I've already talked to Jeffery and he said they have no issue updating to iXcoin's newest code. But we have to make it count; release the best update possible. Native escrow and whatever else will give us an edge against most other alts.
Anyone talking 'native escrow' is dreaming. How the hell is that going to be implemented? If you are talking multi-sig, then that's already in 0.8.6, otherwise, I have no idea what you folks are talking about.
We've already agreed that we prefer Counterparty to use IXC instead of a metacoin, but without being able to excrow IXC then trading will be slower (taking mulitple confirmations) and betting won't be possible. Plus, it would be very easy for one of the Counterparty assets to become the preferred metacoin over IXC, especially if a Counterparty asset can perform the functions faster. So it's best for the native IXC escrow to be there from the start.
As I see it an escrow transaction must be added to iXcoin, let's call it ESCROW-START. It would be similar to a regular transaction except instead of actually moving coins to a new owner it just locks the coins in place in the block chain. They are later unlocked and either left with the original owner or sent to a new owner depending on triggers from Counterparty. Of course, you would also need an expiration on escrows to prevent IXC from being permenantly locked, and you need a cancel escrow feature in case orders are cancelled. I assume most of the logic for escrow is already in Counterparty if you need a reference.
You may also need a second new escrow transaction, call it ESCROW-END, or you may just add some extra code in the normal IXC transaction logic. Either way, you need to finalize a transaction begun with ESCROW-START. Both ESCROW-START and ESCROW-END need to understand Counterparty triggers to integrate IXC correctly into Counterparty.
For example, for a Counterparty trade IXC logic would look for Counterparty orders where IXC was involved. Any time an order is placed an ESCROW-START transaction is also created, locking the IXC coins. Then Counterparty trade executions would trigger the ESCROW-END transaction to finalize, sending the coins to their new owner.
Similarly for bets, IXC logic would look for Counterparty bets. Any time a bet is placed an ESCROW-START transaction is created. Then a Counterparty bet winner would trigger an ESCROW-END to finalize the transaction.

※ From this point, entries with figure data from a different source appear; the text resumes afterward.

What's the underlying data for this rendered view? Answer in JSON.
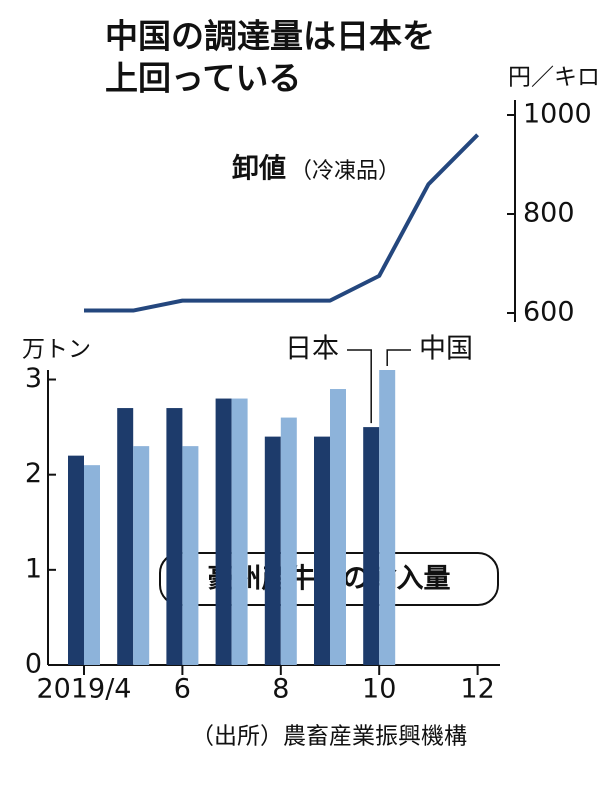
{
  "title": [
    "中国の調達量は日本を",
    "上回っている"
  ],
  "source": "（出所）農畜産業振興機構",
  "chart_data": [
    {
      "type": "line",
      "series_label": "卸値",
      "series_note": "（冷凍品）",
      "y_label": "円／キロ",
      "values": [
        605,
        605,
        625,
        625,
        625,
        625,
        675,
        860,
        960
      ],
      "color": "#24477e",
      "ylim": [
        600,
        1000
      ],
      "yticks": [
        600,
        800,
        1000
      ],
      "axis_side": "right"
    },
    {
      "type": "bar",
      "y_label": "万トン",
      "annotation": "豪州産牛肉の輸入量",
      "categories": [
        "2019/4",
        null,
        "6",
        null,
        "8",
        null,
        "10",
        null,
        "12"
      ],
      "series": [
        {
          "name": "日本",
          "color": "#1d3b6b",
          "values": [
            2.2,
            2.7,
            2.7,
            2.8,
            2.4,
            2.4,
            2.5,
            null,
            null
          ]
        },
        {
          "name": "中国",
          "color": "#8db3da",
          "values": [
            2.1,
            2.3,
            2.3,
            2.8,
            2.6,
            2.9,
            3.1,
            null,
            null
          ]
        }
      ],
      "ylim": [
        0,
        3.1
      ],
      "yticks": [
        0,
        1,
        2,
        3
      ]
    }
  ]
}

All the triggers for escrowing and finalizing would be comming from Counterparty. In the furture, similar logic could be added to look for triggers from any other financial platform that we want to support natively.
It's more work to add this native IXC escrow, but IXC will benefit because it will be used much more intensively by these financial platforms, which means more IXC transactions, more fees and happier miners.